Mycobacterium tuberculosis is an obligate human pathogen capable of persisting in individual hosts for decades. We sequenced the genomes of 21 strains representative of the global diversity and six major lineages of the M. tuberculosis complex (MTBC) at 40- to 90-fold coverage using Illumina next-generation DNA sequencing. We constructed a genome-wide phylogeny based on these genome sequences. Comparative analyses of the sequences showed, as expected, that essential genes in MTBC were more evolutionarily conserved than nonessential genes. Notably, however, most of the 491 experimentally confirmed human T cell epitopes showed little sequence variation and had a lower ratio of nonsynonymous to synonymous changes than seen in essential and nonessential genes. We confirmed these findings in an additional data set consisting of 16 antigens in 99 MTBC strains. These findings are consistent with strong purifying selection acting on these epitopes, implying that MTBC might benefit from recognition by human T cells.

Figure 1

Neighbour-joining phylogeny based on 9,037 variable common nucleotide positions across 21 human M. tuberculosis complex genome sequences.
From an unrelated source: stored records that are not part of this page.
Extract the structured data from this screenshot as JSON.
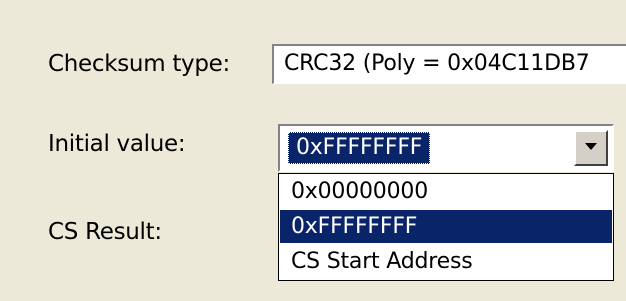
{
  "labels": {
    "checksum_type": "Checksum type:",
    "initial_value": "Initial value:",
    "cs_result": "CS Result:"
  },
  "checksum_type_field": {
    "value": "CRC32 (Poly = 0x04C11DB7"
  },
  "initial_value_combo": {
    "selected": "0xFFFFFFFF",
    "options": [
      "0x00000000",
      "0xFFFFFFFF",
      "CS Start Address"
    ],
    "highlighted_option_index": 1
  },
  "icons": {
    "dropdown": "chevron-down-icon"
  },
  "colors": {
    "dialog_background": "#ece9d8",
    "selection_highlight": "#0a246a",
    "selection_text": "#ffffff"
  }
}
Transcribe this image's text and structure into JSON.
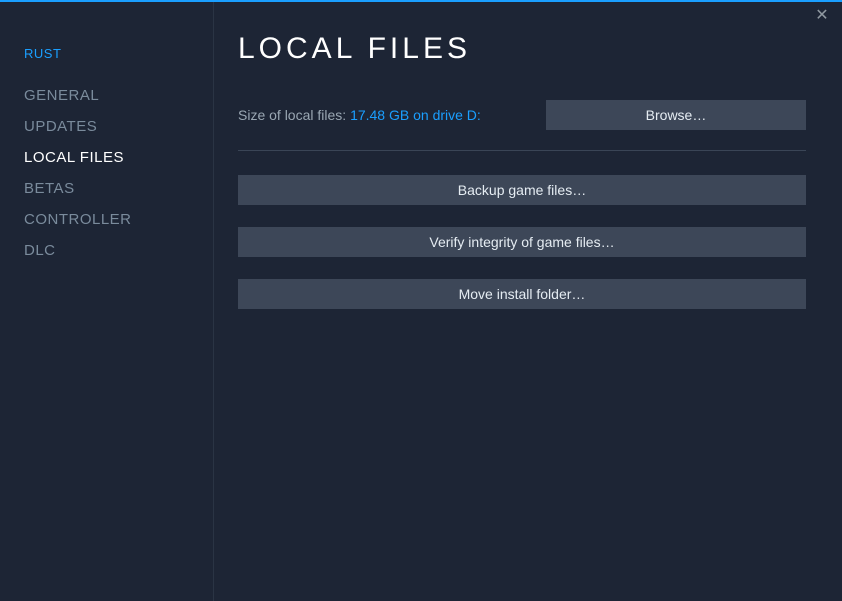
{
  "window": {
    "close_glyph": "✕"
  },
  "sidebar": {
    "title": "RUST",
    "items": [
      {
        "label": "GENERAL",
        "active": false
      },
      {
        "label": "UPDATES",
        "active": false
      },
      {
        "label": "LOCAL FILES",
        "active": true
      },
      {
        "label": "BETAS",
        "active": false
      },
      {
        "label": "CONTROLLER",
        "active": false
      },
      {
        "label": "DLC",
        "active": false
      }
    ]
  },
  "main": {
    "title": "LOCAL FILES",
    "size_label": "Size of local files: ",
    "size_value": "17.48 GB on drive D:",
    "browse_label": "Browse…",
    "backup_label": "Backup game files…",
    "verify_label": "Verify integrity of game files…",
    "move_label": "Move install folder…"
  }
}
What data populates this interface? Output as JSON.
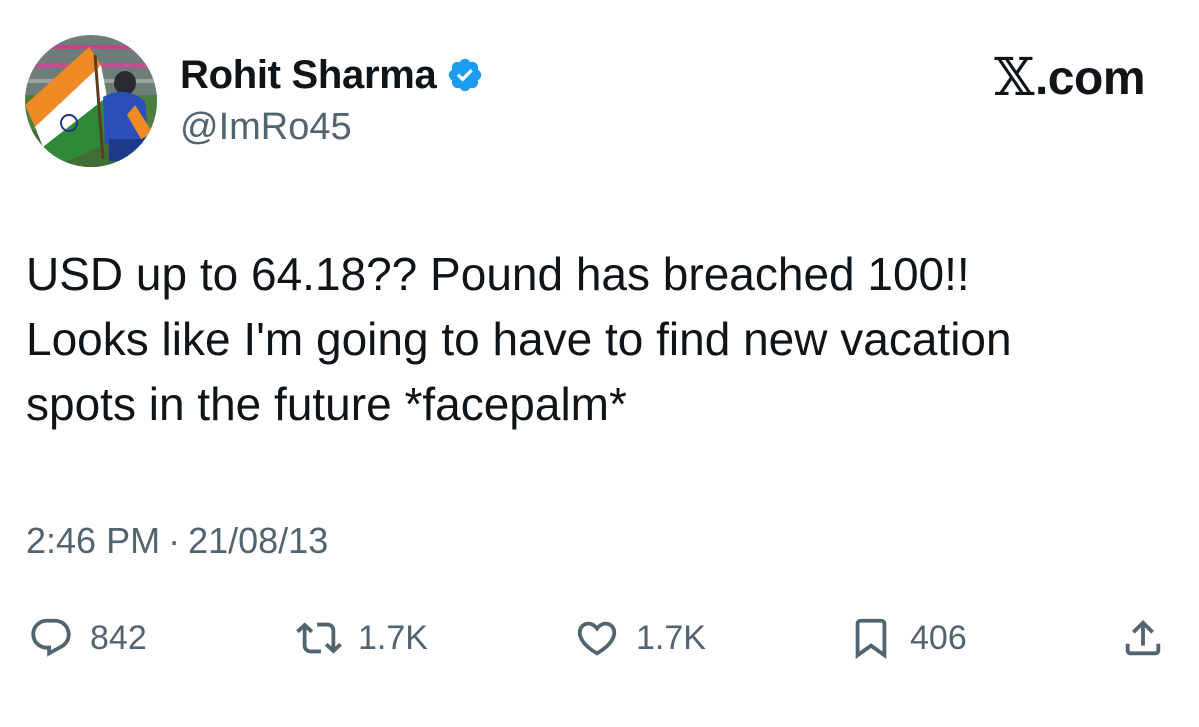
{
  "author": {
    "display_name": "Rohit Sharma",
    "handle": "@ImRo45",
    "verified": true,
    "verified_color": "#1d9bf0",
    "avatar_icon": "profile-photo-with-indian-flag"
  },
  "brand": {
    "x_glyph": "𝕏",
    "domain": ".com"
  },
  "tweet": {
    "lines": [
      "USD up to 64.18?? Pound has breached 100!!",
      "Looks like I'm going to have to find new vacation",
      "spots in the future *facepalm*"
    ],
    "time": "2:46 PM",
    "separator": "·",
    "date": "21/08/13"
  },
  "metrics": {
    "replies": "842",
    "reposts": "1.7K",
    "likes": "1.7K",
    "bookmarks": "406"
  },
  "icons": {
    "reply": "reply-icon",
    "repost": "repost-icon",
    "like": "heart-icon",
    "bookmark": "bookmark-icon",
    "share": "share-icon"
  },
  "colors": {
    "text": "#0f1419",
    "secondary": "#536471",
    "verified": "#1d9bf0"
  }
}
The tree is rooted with M. canettii, the closest known outgroup. Node support following 1,000 bootstrap replications is indicated. Branches are coloured according to the six main phylogeographic lineages of MTBC defined previously,-. Highly congruent topologies were obtained by Maximum likelihood and Bayesian inference (Supplementary Fig. 1).

Figure 2

Average gene-by-gene nucleotide diversity across three gene classes. Boxplot indicating median (horizontal line), interquartile range (box), and minimum and maximum values (whiskers).

Figure 3

Ratio of the rates of synonymous and non-synonymous substitutions (dN/dS) in various gene classes of MTBC. Overall dN/dS was calculated based on the number of non-redundant synonymous and non-synonymous changes after comparing each of the 21 MTBC genomes to the inferred most likely recent common ancestor of MTBC. This shows that essential genes are more conserved than non-essential genes, and that antigens are as conserved as essential genes. Figures for the epitope- and non-epitope regions refer to the calculations after excluding the three outlier antigens esxH, pstS1, and Rv1986.

Figure 4

Number of variable amino acid positions in 491 human T cell epitopes of MTBC. This demonstrates the remarkable lack of genetic variability among the regions of the genome that interact with the human immune system.